In January, I (finally) embraced Lightroom. Now that I’ve been working with it for a few months I can’t believe I resisted it for so long. Unsurprisingly, in utilizing a powerful new (to me) tool I found myself rethinking my image workflow. I’m struck by aspects of the old workflow which were rooted in how I handled negatives.
One compelling feature of Lightroom is that it builds a database of the images and metadata you import and create within the program. I am slowly building a database that starts with old family images that predate my birth (which I scanned) and goes up to the images I shot today.
I began exploring digital photography by dipping my toes in the water- I bought a negative/slide scanner and learned how to process images in Viewscan and Photoshop. I would shoot film, bring the canister to the lab and take home a strip of processed negatives which I would painstakingly scan and develop digitally.
I devised a naming convention focused on utilizing the roll number and the frame number.

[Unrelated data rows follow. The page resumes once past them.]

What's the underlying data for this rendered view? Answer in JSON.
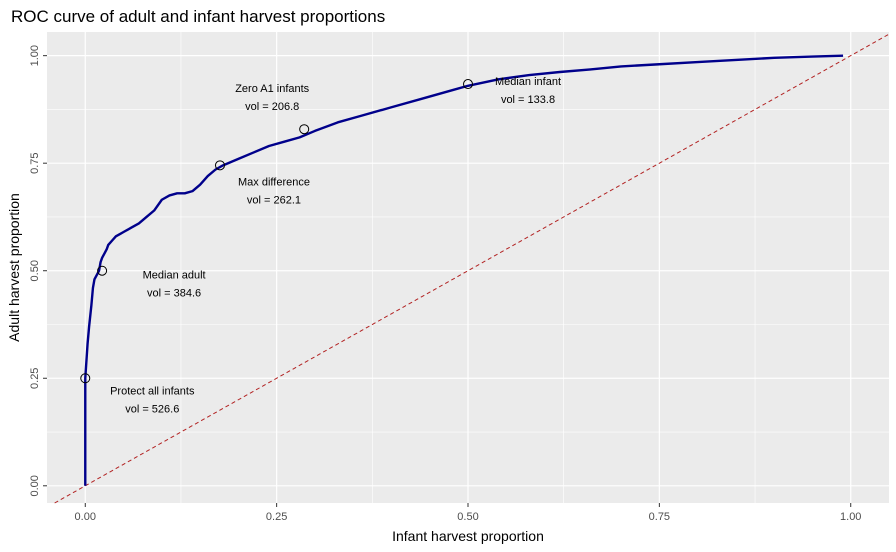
{
  "chart_data": {
    "type": "line",
    "title": "ROC curve of adult and infant harvest proportions",
    "xlabel": "Infant harvest proportion",
    "ylabel": "Adult harvest proportion",
    "xlim": [
      -0.05,
      1.05
    ],
    "ylim": [
      -0.04,
      1.055
    ],
    "x_ticks": [
      0.0,
      0.25,
      0.5,
      0.75,
      1.0
    ],
    "x_tick_labels": [
      "0.00",
      "0.25",
      "0.50",
      "0.75",
      "1.00"
    ],
    "y_ticks": [
      0.0,
      0.25,
      0.5,
      0.75,
      1.0
    ],
    "y_tick_labels": [
      "0.00",
      "0.25",
      "0.50",
      "0.75",
      "1.00"
    ],
    "grid": true,
    "colors": {
      "panel": "#ebebeb",
      "grid": "#ffffff",
      "curve": "#00008b",
      "reference": "#b22222"
    },
    "series": [
      {
        "x": [
          0.0,
          0.0,
          0.003,
          0.005,
          0.008,
          0.01,
          0.012,
          0.015,
          0.018,
          0.02,
          0.022,
          0.025,
          0.028,
          0.03,
          0.035,
          0.04,
          0.045,
          0.05,
          0.06,
          0.07,
          0.08,
          0.09,
          0.1,
          0.11,
          0.12,
          0.13,
          0.14,
          0.15,
          0.16,
          0.17,
          0.18,
          0.2,
          0.22,
          0.24,
          0.26,
          0.28,
          0.3,
          0.33,
          0.36,
          0.4,
          0.44,
          0.48,
          0.5,
          0.54,
          0.58,
          0.62,
          0.66,
          0.7,
          0.75,
          0.8,
          0.85,
          0.9,
          0.95,
          0.99
        ],
        "y": [
          0.0,
          0.25,
          0.33,
          0.37,
          0.42,
          0.46,
          0.48,
          0.49,
          0.5,
          0.52,
          0.53,
          0.54,
          0.55,
          0.56,
          0.57,
          0.58,
          0.585,
          0.59,
          0.6,
          0.61,
          0.625,
          0.64,
          0.665,
          0.675,
          0.68,
          0.68,
          0.685,
          0.7,
          0.72,
          0.735,
          0.745,
          0.76,
          0.775,
          0.79,
          0.8,
          0.81,
          0.825,
          0.845,
          0.86,
          0.88,
          0.9,
          0.92,
          0.93,
          0.945,
          0.955,
          0.962,
          0.968,
          0.975,
          0.98,
          0.985,
          0.99,
          0.995,
          0.998,
          1.0
        ]
      },
      {
        "x": [
          0.0,
          1.0
        ],
        "y": [
          0.0,
          1.0
        ]
      }
    ],
    "points": [
      {
        "x": 0.0,
        "y": 0.25,
        "label": "Protect all infants",
        "value": "vol = 526.6"
      },
      {
        "x": 0.022,
        "y": 0.5,
        "label": "Median adult",
        "value": "vol = 384.6"
      },
      {
        "x": 0.176,
        "y": 0.745,
        "label": "Max difference",
        "value": "vol = 262.1"
      },
      {
        "x": 0.286,
        "y": 0.829,
        "label": "Zero A1 infants",
        "value": "vol = 206.8"
      },
      {
        "x": 0.5,
        "y": 0.934,
        "label": "Median infant",
        "value": "vol = 133.8"
      }
    ]
  }
}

At the time, it seemed very important for me to be able to relate the digital files to the physical negative or slide.
Ten years later, I can’t see why I thought it was so important to make so direct a connection to the “original” physical object. My slides and negatives have always been stored and labeled properly making it fairly easy to find the right frame. I can only assume that despite all the effort I put into digitizing I only saw it as a derivative of the film.
Makes me wonder, does anyone in book production have parallel experiences?